Snapshots from a life: a lady scholar from England achieves her lifelong dream of visiting Iceland. We experience a summer of travel and hard manual labor first-hand, through her letters home. Just as we are getting to know her, she vanishes abruptly from our life, leaving us to wonder: was her boat home late? Did an Icelander accompany her home, to work in England? Did she ever return to Iceland? What were the basic facts of her life: when and where was she born, and when did she die; what were her successes in life, her significant relationships? I haven’t been able to answer most of these questions but--my wig!--it has been fun sharing these few months of 1936 with Jean Young.
Jean had an abiding interest in Iceland. Her post-graduate work dealt with Old Icelandic literature, and literary relations between Icelandic and Irish literature. Jean began to study Icelandic literature in 1921, but it wasn't until 1936 that she was finally able to visit Iceland in person. Her letters were published posthumously in 1992, and are readily available at http://www.vsnrweb-publications.org.uk/Young_Letters.pdf, complete with her sketches and photographs.
W.H. Auden published a book with the same title, written in the same year, but much better known. In one section of Auden’s Letters from Iceland, he and co-author MacNeice present letters “written” by Hetty, girl scout leader extraordinaire.

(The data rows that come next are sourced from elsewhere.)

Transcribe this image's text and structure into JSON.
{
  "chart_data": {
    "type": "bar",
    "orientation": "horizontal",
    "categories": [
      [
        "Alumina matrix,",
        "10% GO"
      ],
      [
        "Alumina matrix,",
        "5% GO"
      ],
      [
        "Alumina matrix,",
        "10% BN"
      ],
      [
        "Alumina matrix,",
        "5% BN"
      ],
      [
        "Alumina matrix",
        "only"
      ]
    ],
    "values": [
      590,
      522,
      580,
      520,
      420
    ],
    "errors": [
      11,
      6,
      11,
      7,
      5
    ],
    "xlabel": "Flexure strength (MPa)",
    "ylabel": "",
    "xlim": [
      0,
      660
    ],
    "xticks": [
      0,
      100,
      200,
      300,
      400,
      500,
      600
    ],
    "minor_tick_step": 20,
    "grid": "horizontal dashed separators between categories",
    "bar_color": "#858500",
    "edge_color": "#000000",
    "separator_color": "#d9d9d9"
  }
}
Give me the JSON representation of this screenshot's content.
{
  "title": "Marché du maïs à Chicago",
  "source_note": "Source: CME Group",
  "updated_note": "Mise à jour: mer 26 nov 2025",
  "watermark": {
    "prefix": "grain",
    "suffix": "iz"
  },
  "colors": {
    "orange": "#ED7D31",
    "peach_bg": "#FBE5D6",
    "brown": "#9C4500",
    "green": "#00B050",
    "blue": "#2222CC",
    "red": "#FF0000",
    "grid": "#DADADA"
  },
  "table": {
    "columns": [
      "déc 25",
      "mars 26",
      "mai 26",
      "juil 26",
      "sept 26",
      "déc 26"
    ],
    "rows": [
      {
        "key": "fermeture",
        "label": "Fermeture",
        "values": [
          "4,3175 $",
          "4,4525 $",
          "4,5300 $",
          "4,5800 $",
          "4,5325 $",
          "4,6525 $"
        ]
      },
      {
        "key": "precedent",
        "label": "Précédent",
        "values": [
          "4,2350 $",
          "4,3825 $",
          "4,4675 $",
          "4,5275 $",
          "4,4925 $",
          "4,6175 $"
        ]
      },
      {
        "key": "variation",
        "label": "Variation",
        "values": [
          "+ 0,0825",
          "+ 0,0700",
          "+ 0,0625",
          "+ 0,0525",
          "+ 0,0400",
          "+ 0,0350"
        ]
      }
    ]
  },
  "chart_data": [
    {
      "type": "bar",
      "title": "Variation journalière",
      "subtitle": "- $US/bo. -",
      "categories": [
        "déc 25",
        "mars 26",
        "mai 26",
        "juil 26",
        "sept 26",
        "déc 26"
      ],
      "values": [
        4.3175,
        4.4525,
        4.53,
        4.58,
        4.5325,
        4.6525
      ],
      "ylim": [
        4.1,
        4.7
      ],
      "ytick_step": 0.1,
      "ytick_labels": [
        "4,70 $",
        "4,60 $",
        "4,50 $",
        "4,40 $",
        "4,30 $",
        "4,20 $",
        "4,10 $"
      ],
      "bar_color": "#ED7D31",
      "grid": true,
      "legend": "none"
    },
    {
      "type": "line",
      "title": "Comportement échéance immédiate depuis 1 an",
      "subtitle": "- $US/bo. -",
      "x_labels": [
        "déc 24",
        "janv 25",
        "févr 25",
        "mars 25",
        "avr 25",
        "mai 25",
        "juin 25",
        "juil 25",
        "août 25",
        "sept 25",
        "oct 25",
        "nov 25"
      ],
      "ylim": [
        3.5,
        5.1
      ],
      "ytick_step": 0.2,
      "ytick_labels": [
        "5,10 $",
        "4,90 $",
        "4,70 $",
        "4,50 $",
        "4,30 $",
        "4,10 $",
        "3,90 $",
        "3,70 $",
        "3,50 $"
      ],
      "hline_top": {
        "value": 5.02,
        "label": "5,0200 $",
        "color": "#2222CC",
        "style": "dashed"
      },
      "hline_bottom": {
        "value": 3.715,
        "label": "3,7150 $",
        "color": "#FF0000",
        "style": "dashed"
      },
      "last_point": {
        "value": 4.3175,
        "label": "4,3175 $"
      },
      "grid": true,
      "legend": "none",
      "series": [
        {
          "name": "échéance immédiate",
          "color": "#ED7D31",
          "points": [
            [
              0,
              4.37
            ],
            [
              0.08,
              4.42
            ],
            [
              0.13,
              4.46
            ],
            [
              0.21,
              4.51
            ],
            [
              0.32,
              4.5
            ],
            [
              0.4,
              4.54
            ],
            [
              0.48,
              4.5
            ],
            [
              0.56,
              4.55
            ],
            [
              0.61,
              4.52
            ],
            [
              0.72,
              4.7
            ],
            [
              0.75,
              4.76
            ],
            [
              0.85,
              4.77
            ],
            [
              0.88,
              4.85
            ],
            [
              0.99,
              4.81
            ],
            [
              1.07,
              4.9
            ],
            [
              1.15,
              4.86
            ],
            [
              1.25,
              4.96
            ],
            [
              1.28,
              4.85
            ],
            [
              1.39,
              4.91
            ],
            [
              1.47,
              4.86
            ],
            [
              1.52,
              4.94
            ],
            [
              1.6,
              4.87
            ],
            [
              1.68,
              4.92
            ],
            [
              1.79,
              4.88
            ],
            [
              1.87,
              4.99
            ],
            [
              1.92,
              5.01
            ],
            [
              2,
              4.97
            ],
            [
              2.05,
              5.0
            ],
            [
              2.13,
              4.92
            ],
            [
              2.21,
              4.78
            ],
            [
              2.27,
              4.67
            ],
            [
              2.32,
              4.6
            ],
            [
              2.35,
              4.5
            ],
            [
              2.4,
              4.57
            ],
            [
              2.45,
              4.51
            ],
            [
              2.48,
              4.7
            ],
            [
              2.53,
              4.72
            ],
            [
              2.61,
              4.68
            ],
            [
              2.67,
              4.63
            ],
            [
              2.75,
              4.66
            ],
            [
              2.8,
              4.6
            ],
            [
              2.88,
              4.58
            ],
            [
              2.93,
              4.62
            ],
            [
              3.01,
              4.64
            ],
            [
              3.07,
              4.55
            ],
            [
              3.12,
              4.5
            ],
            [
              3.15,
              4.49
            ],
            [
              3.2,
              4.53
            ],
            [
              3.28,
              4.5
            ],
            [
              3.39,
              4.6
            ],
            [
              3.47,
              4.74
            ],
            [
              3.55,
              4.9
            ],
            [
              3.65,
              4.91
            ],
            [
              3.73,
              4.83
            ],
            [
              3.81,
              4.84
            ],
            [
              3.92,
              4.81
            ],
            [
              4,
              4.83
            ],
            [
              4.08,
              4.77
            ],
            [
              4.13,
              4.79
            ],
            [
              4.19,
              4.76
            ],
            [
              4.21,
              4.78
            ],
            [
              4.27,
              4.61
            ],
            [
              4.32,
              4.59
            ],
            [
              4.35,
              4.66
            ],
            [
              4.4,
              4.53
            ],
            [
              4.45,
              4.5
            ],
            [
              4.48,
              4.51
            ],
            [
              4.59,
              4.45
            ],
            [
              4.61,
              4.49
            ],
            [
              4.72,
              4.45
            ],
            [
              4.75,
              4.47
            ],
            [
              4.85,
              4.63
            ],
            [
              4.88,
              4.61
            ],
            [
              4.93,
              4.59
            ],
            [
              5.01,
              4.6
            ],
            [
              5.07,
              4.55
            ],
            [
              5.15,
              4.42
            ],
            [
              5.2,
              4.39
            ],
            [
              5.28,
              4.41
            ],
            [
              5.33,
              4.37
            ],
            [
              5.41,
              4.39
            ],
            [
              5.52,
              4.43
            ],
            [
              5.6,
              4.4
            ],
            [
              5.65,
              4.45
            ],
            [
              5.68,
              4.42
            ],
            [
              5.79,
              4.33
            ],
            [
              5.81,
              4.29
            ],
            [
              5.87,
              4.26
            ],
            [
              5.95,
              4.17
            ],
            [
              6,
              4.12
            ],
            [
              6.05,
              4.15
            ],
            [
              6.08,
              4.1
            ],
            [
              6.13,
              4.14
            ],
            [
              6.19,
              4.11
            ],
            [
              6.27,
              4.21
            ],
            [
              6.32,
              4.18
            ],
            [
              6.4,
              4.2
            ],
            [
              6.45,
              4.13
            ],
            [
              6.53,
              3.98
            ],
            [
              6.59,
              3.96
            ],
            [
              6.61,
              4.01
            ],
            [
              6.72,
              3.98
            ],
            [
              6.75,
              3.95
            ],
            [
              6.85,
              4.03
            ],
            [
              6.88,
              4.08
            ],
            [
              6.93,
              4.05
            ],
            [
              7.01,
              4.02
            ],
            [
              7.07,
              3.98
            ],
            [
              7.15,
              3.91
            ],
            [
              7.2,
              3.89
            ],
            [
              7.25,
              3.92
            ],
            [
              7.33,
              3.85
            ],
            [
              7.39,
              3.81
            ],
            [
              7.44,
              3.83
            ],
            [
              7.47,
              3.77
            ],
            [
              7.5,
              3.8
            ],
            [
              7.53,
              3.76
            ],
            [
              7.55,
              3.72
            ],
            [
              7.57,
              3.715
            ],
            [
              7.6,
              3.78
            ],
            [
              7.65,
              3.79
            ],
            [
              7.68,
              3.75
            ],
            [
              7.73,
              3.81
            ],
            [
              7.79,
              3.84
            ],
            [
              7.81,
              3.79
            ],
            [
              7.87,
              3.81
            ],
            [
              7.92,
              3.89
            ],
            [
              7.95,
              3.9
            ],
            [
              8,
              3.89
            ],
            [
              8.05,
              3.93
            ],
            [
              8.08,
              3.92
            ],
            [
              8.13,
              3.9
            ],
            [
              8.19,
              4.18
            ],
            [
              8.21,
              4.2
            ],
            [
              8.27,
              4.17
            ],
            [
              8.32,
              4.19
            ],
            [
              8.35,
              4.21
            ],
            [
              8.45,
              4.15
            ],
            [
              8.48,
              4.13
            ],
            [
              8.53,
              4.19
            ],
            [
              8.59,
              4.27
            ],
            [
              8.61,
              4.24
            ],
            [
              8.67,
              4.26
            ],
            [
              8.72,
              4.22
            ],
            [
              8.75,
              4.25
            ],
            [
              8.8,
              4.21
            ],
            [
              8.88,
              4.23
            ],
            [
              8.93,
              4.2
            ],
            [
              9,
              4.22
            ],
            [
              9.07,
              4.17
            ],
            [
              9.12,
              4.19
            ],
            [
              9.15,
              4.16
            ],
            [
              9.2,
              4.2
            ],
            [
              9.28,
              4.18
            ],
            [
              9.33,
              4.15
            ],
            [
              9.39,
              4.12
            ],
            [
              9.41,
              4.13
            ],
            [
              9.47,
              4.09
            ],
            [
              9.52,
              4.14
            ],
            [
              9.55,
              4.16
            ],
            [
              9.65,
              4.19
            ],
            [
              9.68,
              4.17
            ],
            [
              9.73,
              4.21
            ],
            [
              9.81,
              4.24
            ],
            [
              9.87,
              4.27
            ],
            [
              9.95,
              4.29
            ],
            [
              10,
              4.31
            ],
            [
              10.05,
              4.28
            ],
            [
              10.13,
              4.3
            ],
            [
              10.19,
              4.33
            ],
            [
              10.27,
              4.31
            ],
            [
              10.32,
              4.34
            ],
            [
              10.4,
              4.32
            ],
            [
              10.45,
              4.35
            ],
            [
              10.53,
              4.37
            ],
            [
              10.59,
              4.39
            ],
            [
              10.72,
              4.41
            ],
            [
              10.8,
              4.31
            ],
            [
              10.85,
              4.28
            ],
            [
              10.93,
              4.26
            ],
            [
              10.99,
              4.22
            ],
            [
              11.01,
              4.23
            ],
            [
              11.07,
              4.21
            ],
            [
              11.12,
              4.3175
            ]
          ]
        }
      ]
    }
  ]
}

While Hetty is imaginary, she was likely based upon Jean Young. While in the Snaefellsness area, Jean spies the rucksack of "Auden the Oxford poet!”, catches up with him, and discovers he's producing a book on Iceland-- little knowing it will feature a thinly disguised version of herself.
Jean's letters aren't written with the care and literary panache of Auden and MacNeice's contemporaneous accounts, but hers weren't intended for publication or a wider audience. They do convey a very personal response to Our Favorite Homeland, and are written in a conversational manner. Her account features lots of slang, which makes it seem as though she is talking to us ('em, 'tho, 'cept, summat). In one of her earliest letters she exclaims, "I feel in my bones I'm going to love Iceland just as much as I thought I should!" Followed in short order by, "Oh, my wig how I love Iceland!"
Jean faces the daunting challenge that many others have: "it is a damn hard language." She takes the option that Bill Holm, E. Paul Durrenberger and countless others have: she elects to work on a farm. First she goes to Arkvorni, then travels a bit through Iceland, and finally goes to another farm, Fljótshlíð (near Thorsmork), where she works for an entire month.
Jean’s farm labor includes darning, cooking for a large household, emptying chamber pots, cutting hay, and caring for children. Oh, and washing: "... then I took several pairs of heavy socks down to the stream to wash under the waterfall medieval fashion on a flat stone with a wooden clapper." The job benefits? Riding some of the finest horses in the area, learning Icelandic, and discovering a great appreciation for simple food after 15-hour days of manual labor. Typical meals consisted of cold porridge, salted fish, potatoes, pancakes, and always coffee with sweet cakes.
When she has a few brief minutes free from labor, she takes time to write letters and read. When Jean meets Icelanders, her standard is: have they read Laxness? She comes to understand Independent People " ... from within as well as from outside ... which, if you read, take with much salt." She also comes to believe that many of the farm women she encounters are like Salka Valka, the heroine of another Laxness novel.
Some of my favorite quotes from Jean’s letters:
I foresee that the oilskins'l be useful.
Dolorite forms itself into octagonal columns here--and here only in the world apparently.
No railing to prevent folk from throwing themselves in [Gullfoss].
It's the space and silence that are so marvelous here.
The sanitary arrangements are good ... just the cow shed but here it's goats!
How I'd love to see the sun shine again!
When Jean finally returns to Reykjavik at the end of August, she goes shopping and forgets to take any money with her. She hasn’t used or thought about money in over a month.
I did learn that Jean returns to her studies in Great Britain and eventually becomes Dr. Jean Young, the author/translator of books in at least three languages. But alas, though she had hoped to meet Halldór Laxness and ask to translate one of his books into English, that never transpired. Nor could I learn if she ever returned to Iceland.